O período analisado foi constituído por mudanças no mundo do trabalho e no tipo de políticas assumidas pelo Estado burguês em face das necessidades de reprodução do capital em crise. Tais políticas, ao mesmo tempo em que deslizaram os investimentos públicos das áreas sociais para a remuneração de capitais, ajustaram as recomendações educacionais para formar os trabalhadores com habilidades e competências necessárias ao mercado.
Ao analisar os direcionamentos colocados pelos organismos internacionais para o eixo educação e inclusão, identificamos duas estratégias políticas: a ênfase na equidade e na aprendizagem. A equidade é tratada na relação com a educação e a inclusão nos documentos propositivos dos organismos internacionais com a diversificação da oferta educacional, como educação formal, informal, segregada, integrada, inclusiva, regulada, em grande medida, pelos grupos aos quais se destina.

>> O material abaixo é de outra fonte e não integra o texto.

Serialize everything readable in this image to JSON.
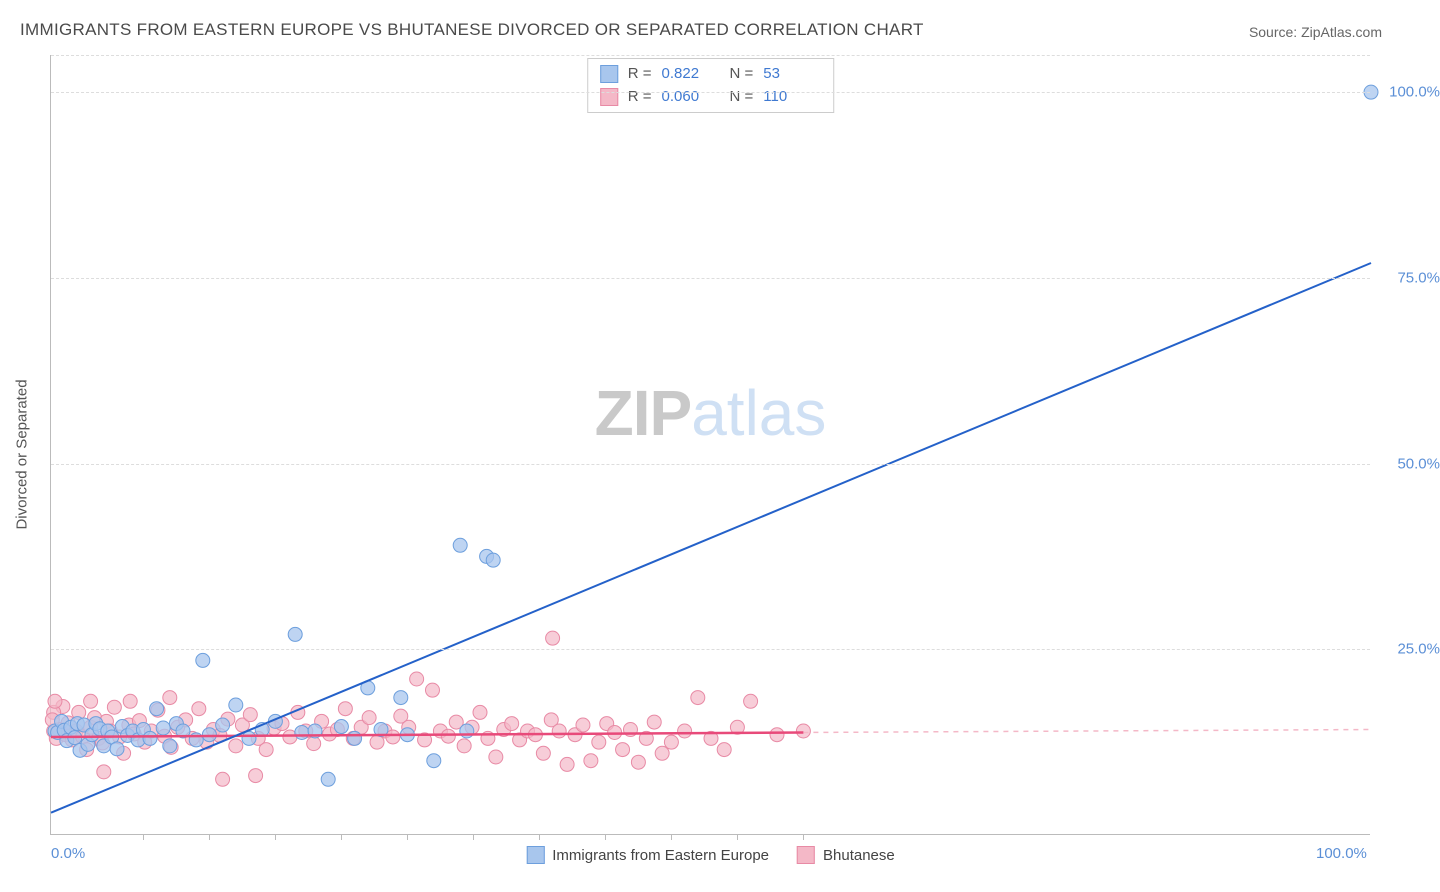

Tal estratégia corporifica a flexibilização de currículos, a diferenciação de trajetórias educacionais para diferentes sujeitos. A equidade, embora possa ser apreendida como uma proposta que substitui e atualiza as questões da igualdade, de fato, reforça os mecanismos de desigualdade constitutivos da sociabilidade do capital.
A estratégia da aprendizagem articulada ao eixo educação e inclusão trata do desenvolvimento de habilidades e competências necessárias ao mercado. Os organismos internacionais referem oportunidades de aprendizagem, o que remete para o plano das capacidades individuais. Ao mesmo tempo, consideram que a aprendizagem prescinde das instituições escolares tal como conhecemos, assim como do conhecimento por elas difundido.
Ao pensar as formas assumidas pelas políticas de educação especial na perspectiva inclusiva no Brasil, reconhecemos, nas suas proposições, os direcionamentos dados pelos organismos internacionais. Analisamos três gerações de políticas de educação especial no Brasil que articulam, de acordo com a conveniência do bloco no poder, tais direcionamentos. Essas diferentes propostas expressam uma perspectiva multifacetada de inclusão nas políticas de educação especial, cuja variabilidade está contemplada nas recomendações dos organismos internacionais. Da mesma forma, as políticas desenvolvidas em diferentes países, que expressam desigualdades naturalizadas, retratam combinações de atendimentos segregados e propostas integracionistas. A perspectiva multifacetada do eixo educação e inclusão nas políticas de educação especial, compreendida aqui como a variabilidade de proposições contempladas na adjetivação inclusiva, potencializa o sentido de coesão e sustentabilidade em relação à sociabilidade do capital. No âmbito das políticas educacionais para os países periféricos, arrola flexibilizações curriculares e individualizações de trajetórias educacionais que, no limite, podem desencadear tanto rebaixamentos formativos como até mesmo processos de desescolarização. Cabe lembrar que tais proposições vêm sendo encaminhadas por meio de propostas focalizadas, direcionadas a grupos identificados como aqueles que expressam diferenças a serem atendidas com ações educacionais específicas.
Tais propostas essecializam os sujeitos nas características que contribuem para que sejam identificados como diferentes e os abstraem das relações de classe social. Se o desafio que temos em relação à educação escolar é imenso, em relação aos sujeitos identificados como estudantes da educação especial não é diferente. Para enfrentá-lo, retomamos Fernandes (2019), para quem atuar na escola implica pensar para além da escola, com forte posicionamento político e com consciência de classe.